Primary hepatocyte isolation
Isolation of primary murine hepatocytes
- 1. Animal, 6-8wks male C57BL/6 mice
- 2. Instruments
- 1) BIO RAD peristaltic pump, model# EP-1 Econo Pump
- 2) water bath (37°C)
- 3) 24GA 0.75IN 0.7x19mm yellow, closed IV catheter (BD 383511)
- 4) Surgical forceps, scissors
- 5) 100/70µm cell strainer(BD)
- 1) Perfusion medium (GIBCO # 17704-024)
- 2) Liver Digest Medium (GIBCO 17703-034), follow manufacture instruction to store the medium.
- Divided to 35ml/ Mouse, incubate 30-60 min in 37°C before use.
- 3) Washing(cold)/Plating medium (individual components can be supplemented separately)
- William’s E Medium (WEM, GIBCO A1217601)
- Supplemented with GIBCO Cat# CM3000 (enough for 500ml culture/kit)
- 4) Maintenance medium
- WEM supplemented with GIBCO # CM 4000 (enough for 500ml culture/kit), but due to possible inhibition of hepcidin production, WEM with 5% serum may be used instead.
- 5) Percoll medium, 100% (Sigma P1644-500ML, supplemented 1XPBS, actual Percoll-90%).
- 40% Percoll: (see below, hold at 4° C)-one mouse needs 20-40ml.
- ------4 parts 100% percoll + 6 parts plating medium (actual Percoll is 36%)
- 1) Prepare pump, mouse and reagents.
- Dissolve collagenase for 30-60min before digestion, temperature 37°C (not to go over 42 °C, also not necessary to use higher than 37 °C)
- Rinse pump with 70% alcohol, sterile water and perfusion buffer.
- Clean abdominal area fur with 70% alcohol.
- Make midline incision to expose abdominal site.
- Place catheter into portal vein.
- 2) Start perfusion pump at a rate of 4.5 ml/minute with perfusion medium, immediately cut SVC or IVC to let blood out for about 5 minutes.
- 3) Stop pump, then move tubing to liver digest medium, continue for 6-7 minutes.

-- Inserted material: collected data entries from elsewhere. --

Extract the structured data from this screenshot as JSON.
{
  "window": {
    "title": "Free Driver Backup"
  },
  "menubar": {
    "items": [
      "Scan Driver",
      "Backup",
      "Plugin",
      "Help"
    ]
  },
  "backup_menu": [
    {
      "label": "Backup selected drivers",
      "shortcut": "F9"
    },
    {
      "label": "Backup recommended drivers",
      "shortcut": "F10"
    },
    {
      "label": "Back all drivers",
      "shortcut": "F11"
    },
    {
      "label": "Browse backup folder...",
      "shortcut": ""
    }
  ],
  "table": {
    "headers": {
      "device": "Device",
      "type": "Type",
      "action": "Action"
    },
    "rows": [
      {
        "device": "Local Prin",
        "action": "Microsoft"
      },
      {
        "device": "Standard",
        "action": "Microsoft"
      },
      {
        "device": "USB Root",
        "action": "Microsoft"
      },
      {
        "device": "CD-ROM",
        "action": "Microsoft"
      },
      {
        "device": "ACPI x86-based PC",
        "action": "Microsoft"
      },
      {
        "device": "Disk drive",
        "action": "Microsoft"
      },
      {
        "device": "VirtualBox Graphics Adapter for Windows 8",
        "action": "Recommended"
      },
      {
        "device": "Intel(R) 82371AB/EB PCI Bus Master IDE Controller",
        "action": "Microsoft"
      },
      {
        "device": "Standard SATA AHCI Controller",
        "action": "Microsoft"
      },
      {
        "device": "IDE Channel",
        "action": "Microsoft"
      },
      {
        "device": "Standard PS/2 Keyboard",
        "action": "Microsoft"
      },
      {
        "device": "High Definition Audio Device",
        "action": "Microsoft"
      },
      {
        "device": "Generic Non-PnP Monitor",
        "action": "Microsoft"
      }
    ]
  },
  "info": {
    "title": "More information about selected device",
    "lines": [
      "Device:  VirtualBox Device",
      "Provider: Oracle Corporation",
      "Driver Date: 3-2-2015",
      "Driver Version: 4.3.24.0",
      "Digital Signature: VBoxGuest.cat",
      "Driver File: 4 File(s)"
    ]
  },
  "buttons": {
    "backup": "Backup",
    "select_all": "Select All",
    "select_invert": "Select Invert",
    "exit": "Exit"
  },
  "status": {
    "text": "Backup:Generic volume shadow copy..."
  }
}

- 4) Remove liver and place in a 100 mm plate filled with cold 20ml washing medium.
- 5) Tear liver into pieces with tips or forceps.
- 6) Pour cells through 100/70µm filters into 50ml centrifuge tubes, add additional 20ml cold wash medium to plate and filter into same tube.
- 7) Centrifuge tubes at 50Xg for 3 minutes at 4°C.
- 8) Decant the supernatant and add 20ml 40% cold percoll to each tube, mix with pipette.
- 9) Centrifuge at 150-200Xg for 7 minutes at 4°C. (After this step, viable hepatocytes will be at the bottom of the tubes)
- 10）Discard supernatant, wash 1-2 times with 20ml wash medium (as step 7)
- 11) Resuspend washed cells with 10-20 ml plating medium and count cells using hemacytometer.
- 12) Seed cells at the following concentration in collagen coated plate
- 2.2X105 cells/ 6-well
- 1.0X105 cells/ 12-well
- 13) Place plates in 37°C incubator with 5% CO2 for 2.5-3.5 hours. Wash once to remove dead cells, replace medium with maintenance medium.
- 14) Change medium next day, start experiment same day or next day, cells can survive for ~ 4 days.